La speranza è che questa nottata induca il presidente del consiglio a un bagno di umiltà, esercizio a lui poco congeniale. Anche perché gli ultimi sondaggi dicono che a questo punto anche l’esito del referendum costituzionale è decisamente incerto. Il “nuovismo” privo di un progetto coerente non garantisce utili elettorali. I partiti di sinistra o di centro-sinistra non possono essere effimeramente trasversali come il Movimento 5 stelle che con la genericità della sue proposte strizza l’occhio un po’ di qua e un po’ di là sfruttando l’insoddisfazione dell’elettorato, la rabbia accumulata con l’esplosione continua di scandali e il disvelamento di pratiche amministrative bacate, le paure legate a vicende contingenti come l’impetuosità dei flussi migratori.

Ha vinto il Movimento 5 stelle, ha vinto Beppe Grillo. Un successo a Roma ampiamente previsto dopo le inchieste di Mafia Capitale e la scarsa qualità dell’amministrazione di Ignazio Marino. La Raggi si ritrova tra le mani una grande patata bollente, abitata da tre milioni di anime che hanno visto peggiorare continuamente la propria qualità della vita. Le sue priorità appaiono vaghe se non confuse, un po’ deboli come la sua memoria. Ma questa città ha conosciuto negli ultimi quaranta-cinquant’anni molti pessimi sindaci: non dovrebbe essere complicato fare un po’ meglio. L’importante è che la città venga effettivamente governata dal Campidoglio, che gli staff milanesi e genovesi restino alla larga da Piazza Venezia perché i cittadini romani non meritano l’umiliazione di essere governati per interposta persona. Ma la vera sorpresa è l’Appendino che a Torino ha travolto Fassino. Un evento, comunque, non totalmente inatteso perché tutti sapevano bene che se il sindaco uscente non ce l’avesse fatta al primo turno, al ballottaggio avrebbe potuto soffrire la strana alleanza nelle urne tra “no-Tav” e leghisti alla Borghezio.

antoniomaglie

2 thoughts on “Elezioni, il Pd perde Roma e Torino; Renzi ko, trionfa Grillo

  1. Sono d’accordo su gran parte delle considerazioni ma non mi convincono alcune analisi e, sopratutto, la supposta saldatura tra destra e cinquestelle. Sarà davvero interessante conoscere i dati numerici effettivi dei voti; sarà da verificare il flusso dei voti dal primo turno al ballottaggio nei diversi comuni.
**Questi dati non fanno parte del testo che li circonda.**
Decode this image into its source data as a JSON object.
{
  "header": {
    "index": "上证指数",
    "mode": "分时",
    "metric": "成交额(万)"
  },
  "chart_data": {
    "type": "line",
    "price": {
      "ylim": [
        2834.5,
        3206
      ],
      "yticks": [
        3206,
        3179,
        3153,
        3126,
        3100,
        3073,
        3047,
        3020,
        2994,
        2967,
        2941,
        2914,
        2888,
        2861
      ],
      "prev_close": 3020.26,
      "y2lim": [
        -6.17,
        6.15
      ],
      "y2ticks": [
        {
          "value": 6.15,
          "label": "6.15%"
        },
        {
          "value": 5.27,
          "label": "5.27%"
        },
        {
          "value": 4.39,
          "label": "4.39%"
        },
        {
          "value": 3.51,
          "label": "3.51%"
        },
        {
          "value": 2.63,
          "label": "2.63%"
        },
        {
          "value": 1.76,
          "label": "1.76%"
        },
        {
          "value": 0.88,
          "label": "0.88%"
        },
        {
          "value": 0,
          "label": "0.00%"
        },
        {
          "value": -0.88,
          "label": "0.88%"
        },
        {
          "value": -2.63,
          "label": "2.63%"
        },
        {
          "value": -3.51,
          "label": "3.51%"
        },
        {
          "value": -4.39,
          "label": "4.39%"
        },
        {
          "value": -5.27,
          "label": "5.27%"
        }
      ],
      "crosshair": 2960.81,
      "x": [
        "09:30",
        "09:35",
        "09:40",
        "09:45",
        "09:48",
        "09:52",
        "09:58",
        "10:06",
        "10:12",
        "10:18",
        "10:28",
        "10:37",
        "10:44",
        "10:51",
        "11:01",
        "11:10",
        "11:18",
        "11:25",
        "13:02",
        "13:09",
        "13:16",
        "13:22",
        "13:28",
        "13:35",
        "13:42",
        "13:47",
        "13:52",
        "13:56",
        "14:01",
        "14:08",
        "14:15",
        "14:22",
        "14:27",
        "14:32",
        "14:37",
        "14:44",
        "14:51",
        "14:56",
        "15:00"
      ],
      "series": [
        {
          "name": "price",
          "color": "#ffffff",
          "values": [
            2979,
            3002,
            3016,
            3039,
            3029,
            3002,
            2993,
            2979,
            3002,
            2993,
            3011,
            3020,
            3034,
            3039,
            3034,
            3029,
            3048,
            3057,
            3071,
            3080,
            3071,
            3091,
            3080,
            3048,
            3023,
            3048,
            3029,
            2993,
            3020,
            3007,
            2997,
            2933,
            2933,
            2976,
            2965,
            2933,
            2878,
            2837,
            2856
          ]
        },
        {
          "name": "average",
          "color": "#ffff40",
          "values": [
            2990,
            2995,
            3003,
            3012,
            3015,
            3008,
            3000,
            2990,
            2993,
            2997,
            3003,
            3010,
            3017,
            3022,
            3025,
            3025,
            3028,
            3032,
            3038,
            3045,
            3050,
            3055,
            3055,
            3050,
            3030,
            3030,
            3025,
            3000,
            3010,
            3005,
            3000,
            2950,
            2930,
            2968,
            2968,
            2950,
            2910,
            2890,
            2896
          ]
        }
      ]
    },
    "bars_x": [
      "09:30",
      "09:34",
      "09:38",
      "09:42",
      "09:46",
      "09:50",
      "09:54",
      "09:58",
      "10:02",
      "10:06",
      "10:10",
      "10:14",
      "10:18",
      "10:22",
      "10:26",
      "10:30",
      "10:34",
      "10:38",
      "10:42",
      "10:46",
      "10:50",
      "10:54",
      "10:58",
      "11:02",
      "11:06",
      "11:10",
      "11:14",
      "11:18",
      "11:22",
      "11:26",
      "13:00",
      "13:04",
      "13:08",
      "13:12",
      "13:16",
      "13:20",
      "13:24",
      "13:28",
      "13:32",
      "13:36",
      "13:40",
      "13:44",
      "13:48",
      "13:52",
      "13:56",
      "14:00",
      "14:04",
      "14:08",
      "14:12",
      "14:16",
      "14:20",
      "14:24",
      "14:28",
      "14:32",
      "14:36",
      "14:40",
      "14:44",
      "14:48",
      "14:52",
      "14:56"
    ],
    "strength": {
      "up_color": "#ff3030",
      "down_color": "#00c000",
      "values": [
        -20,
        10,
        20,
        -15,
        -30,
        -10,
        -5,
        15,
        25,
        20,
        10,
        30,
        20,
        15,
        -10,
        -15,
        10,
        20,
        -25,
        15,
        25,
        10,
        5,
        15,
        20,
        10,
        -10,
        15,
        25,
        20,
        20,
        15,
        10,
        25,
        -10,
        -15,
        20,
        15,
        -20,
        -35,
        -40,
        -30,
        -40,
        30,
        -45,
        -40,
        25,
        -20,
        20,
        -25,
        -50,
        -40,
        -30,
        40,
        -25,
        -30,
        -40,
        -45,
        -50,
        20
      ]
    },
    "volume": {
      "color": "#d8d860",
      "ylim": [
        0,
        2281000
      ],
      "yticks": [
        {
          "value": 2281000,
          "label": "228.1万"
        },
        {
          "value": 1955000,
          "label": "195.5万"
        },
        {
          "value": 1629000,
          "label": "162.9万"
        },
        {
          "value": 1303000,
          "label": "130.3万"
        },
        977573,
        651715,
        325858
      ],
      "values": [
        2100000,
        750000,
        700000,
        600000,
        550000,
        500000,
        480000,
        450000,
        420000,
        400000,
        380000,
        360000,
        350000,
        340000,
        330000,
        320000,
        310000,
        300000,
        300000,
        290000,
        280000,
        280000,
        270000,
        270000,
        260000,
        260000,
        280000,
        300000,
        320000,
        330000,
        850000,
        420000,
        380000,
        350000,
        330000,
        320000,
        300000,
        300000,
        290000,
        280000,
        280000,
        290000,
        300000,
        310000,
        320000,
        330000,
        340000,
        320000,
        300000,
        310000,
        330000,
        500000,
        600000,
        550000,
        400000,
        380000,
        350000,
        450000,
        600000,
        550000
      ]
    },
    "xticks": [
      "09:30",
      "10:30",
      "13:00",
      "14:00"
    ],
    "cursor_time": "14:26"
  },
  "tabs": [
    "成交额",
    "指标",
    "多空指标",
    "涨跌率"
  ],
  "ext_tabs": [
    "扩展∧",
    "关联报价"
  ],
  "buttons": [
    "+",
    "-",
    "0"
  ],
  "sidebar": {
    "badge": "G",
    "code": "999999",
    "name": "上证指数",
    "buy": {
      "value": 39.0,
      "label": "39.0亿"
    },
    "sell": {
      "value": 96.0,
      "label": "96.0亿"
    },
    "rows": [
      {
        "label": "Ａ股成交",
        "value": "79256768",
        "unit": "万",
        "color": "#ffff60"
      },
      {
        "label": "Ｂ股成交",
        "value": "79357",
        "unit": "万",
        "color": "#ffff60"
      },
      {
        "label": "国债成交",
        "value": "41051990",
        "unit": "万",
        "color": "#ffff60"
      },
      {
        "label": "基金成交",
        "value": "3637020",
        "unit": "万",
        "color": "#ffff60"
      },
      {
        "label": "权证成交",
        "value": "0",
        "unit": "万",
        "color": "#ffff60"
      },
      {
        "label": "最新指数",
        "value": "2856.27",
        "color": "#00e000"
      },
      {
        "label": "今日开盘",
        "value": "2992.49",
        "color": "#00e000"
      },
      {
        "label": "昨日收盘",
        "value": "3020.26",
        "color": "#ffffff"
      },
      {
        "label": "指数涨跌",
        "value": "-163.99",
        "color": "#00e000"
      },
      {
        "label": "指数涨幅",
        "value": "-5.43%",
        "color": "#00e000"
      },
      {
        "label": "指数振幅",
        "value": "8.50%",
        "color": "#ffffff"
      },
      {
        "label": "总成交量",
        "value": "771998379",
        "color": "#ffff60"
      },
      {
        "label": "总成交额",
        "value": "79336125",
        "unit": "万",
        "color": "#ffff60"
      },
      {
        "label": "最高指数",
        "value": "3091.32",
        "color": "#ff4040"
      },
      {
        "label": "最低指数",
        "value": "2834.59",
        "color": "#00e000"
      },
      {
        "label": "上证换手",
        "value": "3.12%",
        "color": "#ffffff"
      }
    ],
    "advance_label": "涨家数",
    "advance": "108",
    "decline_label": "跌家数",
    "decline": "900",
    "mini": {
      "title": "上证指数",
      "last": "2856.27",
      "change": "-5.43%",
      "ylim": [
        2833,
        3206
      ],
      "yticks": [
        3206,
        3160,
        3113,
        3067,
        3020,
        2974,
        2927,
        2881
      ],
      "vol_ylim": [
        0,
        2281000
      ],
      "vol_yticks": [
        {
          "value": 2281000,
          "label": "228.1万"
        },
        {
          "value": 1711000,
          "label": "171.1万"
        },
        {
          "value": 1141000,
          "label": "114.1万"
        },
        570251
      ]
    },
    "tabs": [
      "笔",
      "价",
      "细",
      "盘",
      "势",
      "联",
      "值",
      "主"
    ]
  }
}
Il fatto che le due sindache cinquestelle elette abbiano indicato due assessori all’urbanistica espressioni della cultura del primato dell’interesse pubblico, del bene comune e dell’ambiente rispetto al primati del mercato e dei palazzinari. Il rigore e la competenza di Paolo Berdini è noto e lo posso personalmente testimoniare avendolo avuto per cinque anni al fianco nel mio lavoro di Assessore nella Giunta Badaloni. Solo un arrogante come Esposito può parlarne come uno dell’urbanistica 0. Si apre una fase nuova e di grande interesse. Potranno proporsi molte contraddizioni; ma potremo affrontarle in modo nuovo. L’importante è non lasciarsi prendere dalla logica dei supponenti commentatori che tendono a riportare il tutto dentro la logica asfissiante della politica politicante. E’ significativo che qualcuno, commentando i risultati, abbia cominciato a fare riferimento alla sofferenza sociale, alla disoccupazione, specialmente giovanile, al degrado e alla differenziazione prodotta dal neoliberismo e dalle politiche di austerità nelle città.
    Avremo modo di parlarne. Grazie per i molti spunti.

  2. L’astensionismo partenopeo al ballottaggio è probabilmente da imputare a quella parte dell’elettorato PD che si è rifiutata di votare Lettieri, come da indicazione di partito con tanto di letterine adpersonam, turandosi il naso.